Geddy Lee Admits He ‘Barely’ Made Sense of Rush Concept Albums
The band split after a final tour in 2015, although it took Lee and guitarist Alex Lifeson some time to become fully convinced that Peart had retired and had no intention of ever returning. They both believed there could be no future for the band without him.
“The first couple of months, we were emotionally hungover,” Lee told the Guardian in a new interview. “We didn’t know where the future was going to take us so we didn’t talk a ton then. And then we started to communicate again.”
Asked if he’d been certain it was over following their last show, he replied, “Not 100 percent.
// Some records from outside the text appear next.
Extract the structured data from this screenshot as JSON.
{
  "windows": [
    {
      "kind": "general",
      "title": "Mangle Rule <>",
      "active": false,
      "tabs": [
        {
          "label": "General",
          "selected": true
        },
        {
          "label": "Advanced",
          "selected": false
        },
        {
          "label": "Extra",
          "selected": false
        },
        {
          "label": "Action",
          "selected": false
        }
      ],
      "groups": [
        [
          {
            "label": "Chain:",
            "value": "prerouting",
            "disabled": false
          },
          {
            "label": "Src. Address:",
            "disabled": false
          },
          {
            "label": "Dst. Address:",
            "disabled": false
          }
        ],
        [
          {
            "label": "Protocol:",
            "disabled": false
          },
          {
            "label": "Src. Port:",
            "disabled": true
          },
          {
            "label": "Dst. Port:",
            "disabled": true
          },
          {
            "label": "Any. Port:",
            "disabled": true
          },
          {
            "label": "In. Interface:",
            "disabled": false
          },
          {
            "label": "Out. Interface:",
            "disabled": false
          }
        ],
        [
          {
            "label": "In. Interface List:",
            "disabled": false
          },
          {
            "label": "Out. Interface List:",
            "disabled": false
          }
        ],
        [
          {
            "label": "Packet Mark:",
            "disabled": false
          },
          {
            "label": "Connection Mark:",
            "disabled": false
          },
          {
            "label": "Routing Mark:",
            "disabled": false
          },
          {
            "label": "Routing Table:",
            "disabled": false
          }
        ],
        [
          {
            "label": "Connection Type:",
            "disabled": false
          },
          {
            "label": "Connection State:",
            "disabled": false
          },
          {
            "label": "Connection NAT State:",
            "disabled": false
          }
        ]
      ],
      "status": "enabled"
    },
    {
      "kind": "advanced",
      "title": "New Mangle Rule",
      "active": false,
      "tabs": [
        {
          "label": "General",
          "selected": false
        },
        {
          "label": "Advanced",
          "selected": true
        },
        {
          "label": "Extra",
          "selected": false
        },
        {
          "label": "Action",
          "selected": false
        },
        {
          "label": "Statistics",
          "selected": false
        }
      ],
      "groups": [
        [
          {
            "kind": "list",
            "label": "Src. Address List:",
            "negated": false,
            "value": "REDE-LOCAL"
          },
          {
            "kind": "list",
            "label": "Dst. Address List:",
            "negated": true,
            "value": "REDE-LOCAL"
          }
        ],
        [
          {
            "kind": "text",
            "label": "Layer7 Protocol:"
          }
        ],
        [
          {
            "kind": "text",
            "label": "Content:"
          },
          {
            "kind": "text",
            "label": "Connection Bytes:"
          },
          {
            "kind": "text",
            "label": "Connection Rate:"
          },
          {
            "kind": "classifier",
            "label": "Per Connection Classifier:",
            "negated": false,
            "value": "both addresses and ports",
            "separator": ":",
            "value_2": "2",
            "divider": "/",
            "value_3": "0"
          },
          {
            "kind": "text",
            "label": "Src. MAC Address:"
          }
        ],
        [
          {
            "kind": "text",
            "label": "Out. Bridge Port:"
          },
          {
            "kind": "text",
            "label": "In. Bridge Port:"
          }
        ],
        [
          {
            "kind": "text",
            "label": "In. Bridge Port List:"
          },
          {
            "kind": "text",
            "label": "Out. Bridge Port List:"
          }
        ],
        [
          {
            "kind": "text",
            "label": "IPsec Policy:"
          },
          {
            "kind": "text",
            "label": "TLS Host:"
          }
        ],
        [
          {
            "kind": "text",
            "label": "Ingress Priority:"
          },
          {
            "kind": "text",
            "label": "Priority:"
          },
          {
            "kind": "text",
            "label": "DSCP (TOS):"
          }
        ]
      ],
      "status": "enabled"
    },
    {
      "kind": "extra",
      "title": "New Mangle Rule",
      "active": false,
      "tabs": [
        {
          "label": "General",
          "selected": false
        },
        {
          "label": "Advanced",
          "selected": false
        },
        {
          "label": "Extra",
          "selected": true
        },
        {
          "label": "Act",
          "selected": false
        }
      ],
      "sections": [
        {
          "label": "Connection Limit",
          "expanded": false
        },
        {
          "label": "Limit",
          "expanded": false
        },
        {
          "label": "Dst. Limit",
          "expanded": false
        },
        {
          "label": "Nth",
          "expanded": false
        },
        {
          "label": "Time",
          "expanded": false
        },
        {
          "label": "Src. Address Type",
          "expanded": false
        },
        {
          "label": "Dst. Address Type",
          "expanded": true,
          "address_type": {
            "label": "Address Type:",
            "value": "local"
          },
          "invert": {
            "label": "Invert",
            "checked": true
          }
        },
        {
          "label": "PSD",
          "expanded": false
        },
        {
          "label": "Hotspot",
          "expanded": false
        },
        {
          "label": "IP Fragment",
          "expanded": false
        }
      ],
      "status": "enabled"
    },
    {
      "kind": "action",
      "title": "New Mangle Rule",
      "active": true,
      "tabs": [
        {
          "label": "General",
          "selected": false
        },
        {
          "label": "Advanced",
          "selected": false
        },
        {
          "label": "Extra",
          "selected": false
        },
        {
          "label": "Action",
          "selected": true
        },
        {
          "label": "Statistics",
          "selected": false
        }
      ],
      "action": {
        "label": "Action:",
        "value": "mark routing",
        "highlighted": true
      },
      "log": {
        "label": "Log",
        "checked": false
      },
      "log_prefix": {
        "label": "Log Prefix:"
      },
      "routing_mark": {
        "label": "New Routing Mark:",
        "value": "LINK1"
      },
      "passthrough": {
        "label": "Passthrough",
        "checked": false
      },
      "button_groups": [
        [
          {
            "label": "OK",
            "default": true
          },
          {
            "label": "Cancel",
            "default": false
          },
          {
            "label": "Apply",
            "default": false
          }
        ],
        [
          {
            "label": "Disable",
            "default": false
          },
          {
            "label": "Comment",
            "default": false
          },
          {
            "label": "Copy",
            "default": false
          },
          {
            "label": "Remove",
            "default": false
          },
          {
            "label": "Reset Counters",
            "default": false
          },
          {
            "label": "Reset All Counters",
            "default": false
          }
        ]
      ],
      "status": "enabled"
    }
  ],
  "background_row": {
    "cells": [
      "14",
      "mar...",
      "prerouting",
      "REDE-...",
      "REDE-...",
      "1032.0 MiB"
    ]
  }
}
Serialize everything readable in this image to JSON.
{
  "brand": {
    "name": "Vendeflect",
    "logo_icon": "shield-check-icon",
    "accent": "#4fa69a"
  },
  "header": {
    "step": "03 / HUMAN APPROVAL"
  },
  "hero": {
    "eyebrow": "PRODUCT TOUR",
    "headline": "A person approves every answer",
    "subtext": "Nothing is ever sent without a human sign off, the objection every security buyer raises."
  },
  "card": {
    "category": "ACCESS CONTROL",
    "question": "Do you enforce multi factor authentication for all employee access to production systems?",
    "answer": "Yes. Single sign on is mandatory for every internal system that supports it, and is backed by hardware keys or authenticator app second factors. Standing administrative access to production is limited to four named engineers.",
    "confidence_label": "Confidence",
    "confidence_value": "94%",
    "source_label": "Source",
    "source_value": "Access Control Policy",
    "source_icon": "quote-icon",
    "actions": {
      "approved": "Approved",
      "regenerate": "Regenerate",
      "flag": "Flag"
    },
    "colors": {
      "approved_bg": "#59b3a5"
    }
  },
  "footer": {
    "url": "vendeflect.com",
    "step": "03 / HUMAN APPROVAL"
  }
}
Neil was pretty adamant it was, and he played it like it was going to be the final show. And that’s why he actually left the drum throne and came out and gave us a hug on stage, which he swore he would never do. I guess I was a bit of an optimist. But nope. I think Alex accepted it more as the end. I thought we really killed it that night, but it was hard to tell because it got really emotional in the last 20 minutes. That’s the first time I ever got choked up at a microphone. So I guess a part of me knew.”
He continued, “I miss playing with Rush. I don’t miss traveling with Rush. I miss being on stage with those guys because it was a singular honor to me. I’m sure I will play live again one day, but it will never replace that intensity of what a three-hour Rush show was like to perform: it challenged me to my max and that’s rare in this life.”
He reflected that, driven on by fan support, the band entered a stage in the mid-‘70s when their ambition outweighed their musical ability. Citing 1978 track “La Villa Strangiato (An Exercise in Self Indulgence)” as an example, he said, “We thought, ‘We’re going to write this long piece and then we’ll just record it live off the floor and boom!’ But it was really difficult. It was beyond us. … [I]t surprised me how popular that song was among our fans. They just love it when we go into that crazy mode. Yes, it is an indulgence, but it seemed to be a pivotal moment for us in creating a fanbase that wanted us to be that way.”
Lee described his relationship with Peart’s lyrics as “odd at times,” explaining, “Being an interpreter for Neil has been a singular pleasure of mine and a really difficult job at the same time, because I’m not always on the same page as him. As we grew as a band, I became trusted by him to be his sounding board and his editor, and if I couldn’t get into a thing, he would leave it alone. That’s the beauty of a relationship that lasts.”
Asked if he’d been able to make sense of Rush’s concept album, he replied, “Barely. I grew up listening to Yes. I still can’t tell you what any of those records are about, honestly. I don’t think it matters, because the music and the lyrics create a sound, and that gives you a picture of a meaning. Sometimes that’s enough to make you love it.”